Contractor Among Contractors
Banned
If the company doesnt have any income in a particular year wouldn't company pension contributions be pointless for tax savings. It will be offset from the corp tax, but if no income, no profit (in fact there will be loss), no corp tax, no relief.
I guess if you want to draw down money from LTD that is OK.
However wouldn't it be better to be on £52k salary with £40k salary sacrifice? This way you pay a bit of NICs, but get tax refund on the full £40k (incl. the tax free £12k). Or I am wrong?
Nervous Newbie
People here are always saying speak to your accountant.
Well, my accountant said I shouldn't be drawing a salary if the company isn't trading i.e. company has no revenue due to me being out of contract.
I'll be interested to see what the comments in this thread have to say about it.
It depends on whether the company is solvent and can afford the salary. If it is, and it can, then it should (assuming no other salary).
Sounds like you need a new accountant. Or you need to provide the relevant details that he used to provide that advice.

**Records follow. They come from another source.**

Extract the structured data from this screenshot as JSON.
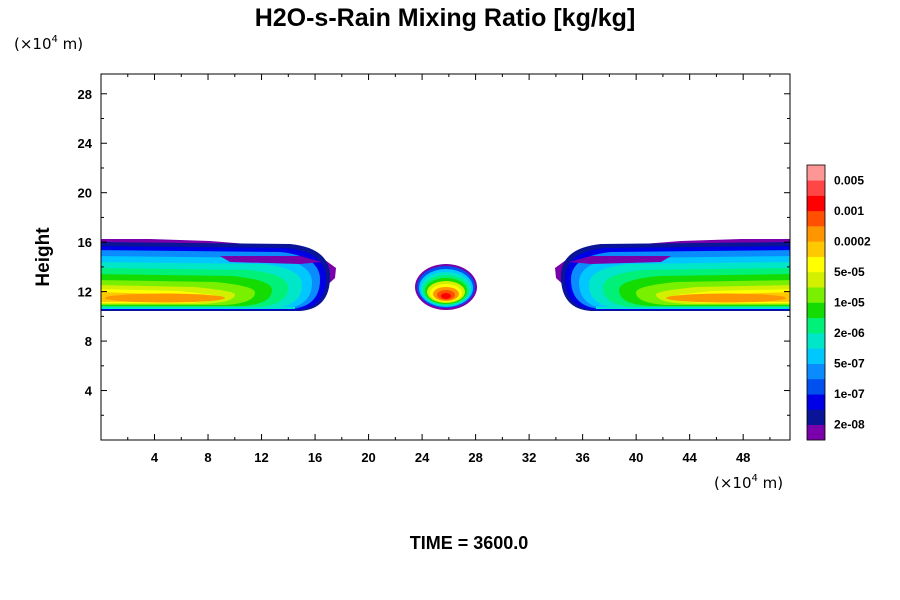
{
  "chart_data": {
    "type": "contour",
    "title": "H2O-s-Rain Mixing Ratio [kg/kg]",
    "ylabel": "Height",
    "xlabel": "",
    "x_unit": {
      "prefix": "(×10",
      "exp": "4",
      "suffix": " m)"
    },
    "y_unit": {
      "prefix": "(×10",
      "exp": "4",
      "suffix": " m)"
    },
    "xlim": [
      0,
      51.5
    ],
    "ylim": [
      0,
      29.6
    ],
    "xticks": [
      4,
      8,
      12,
      16,
      20,
      24,
      28,
      32,
      36,
      40,
      44,
      48
    ],
    "yticks": [
      4,
      8,
      12,
      16,
      20,
      24,
      28
    ],
    "xtick_labels": [
      "4",
      "8",
      "12",
      "16",
      "20",
      "24",
      "28",
      "32",
      "36",
      "40",
      "44",
      "48"
    ],
    "ytick_labels": [
      "4",
      "8",
      "12",
      "16",
      "20",
      "24",
      "28"
    ],
    "colorbar": {
      "colors": [
        "#7a00aa",
        "#0a1496",
        "#0000e6",
        "#0050f0",
        "#0a8cff",
        "#00c8ff",
        "#00e6c8",
        "#00f078",
        "#14dc00",
        "#78f000",
        "#d2f000",
        "#ffff00",
        "#ffc800",
        "#ff9600",
        "#ff5000",
        "#ff0000",
        "#ff4646",
        "#ff9696"
      ],
      "labels": [
        "2e-08",
        "1e-07",
        "5e-07",
        "2e-06",
        "1e-05",
        "5e-05",
        "0.0002",
        "0.001",
        "0.005"
      ]
    },
    "features": [
      {
        "name": "left-rain-band",
        "x_range": [
          0,
          17.5
        ],
        "y_range": [
          10.5,
          16.3
        ],
        "core": [
          6,
          11.3
        ]
      },
      {
        "name": "center-rain-cell",
        "x_range": [
          23.5,
          27.5
        ],
        "y_range": [
          10.5,
          14.2
        ],
        "core": [
          25.6,
          11.9
        ]
      },
      {
        "name": "right-rain-band",
        "x_range": [
          34,
          51.5
        ],
        "y_range": [
          10.5,
          16.3
        ],
        "core": [
          45.5,
          11.3
        ]
      }
    ]
  },
  "footer": {
    "label": "TIME = 3600.0"
  }
}
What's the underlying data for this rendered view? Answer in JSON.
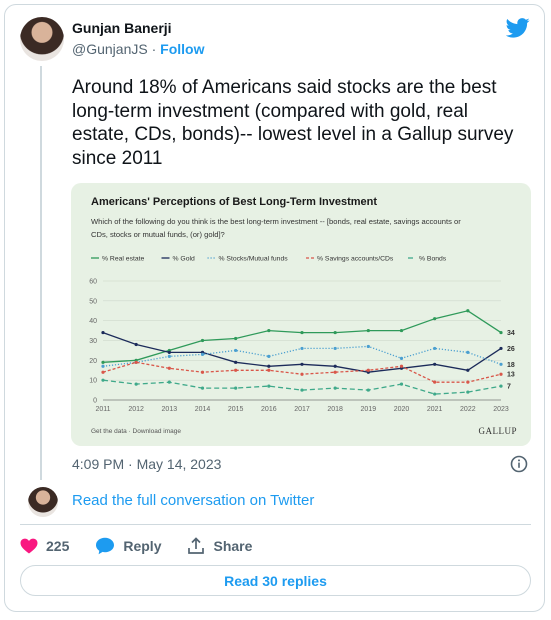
{
  "author": {
    "name": "Gunjan Banerji",
    "handle": "@GunjanJS",
    "separator": " · ",
    "follow_label": "Follow"
  },
  "tweet": {
    "line1": "Around 18% of Americans said stocks are the best",
    "line2": "long-term investment (compared with gold, real",
    "line3": "estate, CDs, bonds)-- lowest level in a Gallup survey",
    "line4": "since 2011"
  },
  "timestamp": "4:09 PM · May 14, 2023",
  "read_conversation": "Read the full conversation on Twitter",
  "actions": {
    "like_count": "225",
    "reply_label": "Reply",
    "share_label": "Share"
  },
  "read_replies": "Read 30 replies",
  "chart_data": {
    "type": "line",
    "title": "Americans' Perceptions of Best Long-Term Investment",
    "subtitle_line1": "Which of the following do you think is the best long-term investment -- [bonds, real estate, savings accounts or",
    "subtitle_line2": "CDs, stocks or mutual funds, (or) gold]?",
    "x": [
      "2011",
      "2012",
      "2013",
      "2014",
      "2015",
      "2016",
      "2017",
      "2018",
      "2019",
      "2020",
      "2021",
      "2022",
      "2023"
    ],
    "yticks": [
      "0",
      "10",
      "20",
      "30",
      "40",
      "50",
      "60"
    ],
    "ylim": [
      0,
      60
    ],
    "series": [
      {
        "name": "% Real estate",
        "color": "#2f9a5a",
        "dash": "solid",
        "values": [
          19,
          20,
          25,
          30,
          31,
          35,
          34,
          34,
          35,
          35,
          41,
          45,
          34
        ],
        "end_label": "34"
      },
      {
        "name": "% Gold",
        "color": "#1c2b5a",
        "dash": "solid",
        "values": [
          34,
          28,
          24,
          24,
          19,
          17,
          18,
          17,
          14,
          16,
          18,
          15,
          26
        ],
        "end_label": "26"
      },
      {
        "name": "% Stocks/Mutual funds",
        "color": "#4a9fd0",
        "dash": "dotted",
        "values": [
          17,
          19,
          22,
          23,
          25,
          22,
          26,
          26,
          27,
          21,
          26,
          24,
          18
        ],
        "end_label": "18"
      },
      {
        "name": "% Savings accounts/CDs",
        "color": "#d9574a",
        "dash": "dashed",
        "values": [
          14,
          19,
          16,
          14,
          15,
          15,
          13,
          14,
          15,
          17,
          9,
          9,
          13
        ],
        "end_label": "13"
      },
      {
        "name": "% Bonds",
        "color": "#3fa98a",
        "dash": "longdash",
        "values": [
          10,
          8,
          9,
          6,
          6,
          7,
          5,
          6,
          5,
          8,
          3,
          4,
          7
        ],
        "end_label": "7"
      }
    ],
    "footer_left": "Get the data · Download image",
    "footer_right": "GALLUP",
    "grid": true,
    "legend_position": "top"
  },
  "colors": {
    "accent": "#1d9bf0",
    "heart": "#f91880",
    "chart_bg": "#e7f1e4"
  }
}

Paying a salary makes the company trading in any case. So what makes you think it’s not trading? Just having no revenue right now is not the same as “not trading”. For a start I only invoice every 4 weeks and that doesn’t make me not trading for the 3 intervening weeks.
Last edited by Lance; 1st December 2020 at 18:32.
See You Next Tuesday
Nervous Newbie
There are no unusual circumstances. The company had ample retained profit to pay salary and dividends, but the accountant advised most expenses are only allowed if they relate to trading, and the company stops trading from the point it stops generating income.
They also advised that an employer pension contribution could not exceed operating profit in the year the contribution was made, otherwise the excess would be disallowed for corporation tax.
So if the OP was using the same accountant as myself, they would presumably be advised that they should not take a salary, would not be able to make employer pension contributions (as there would be no operating profit), but could continue taking dividends (which come from retained profit).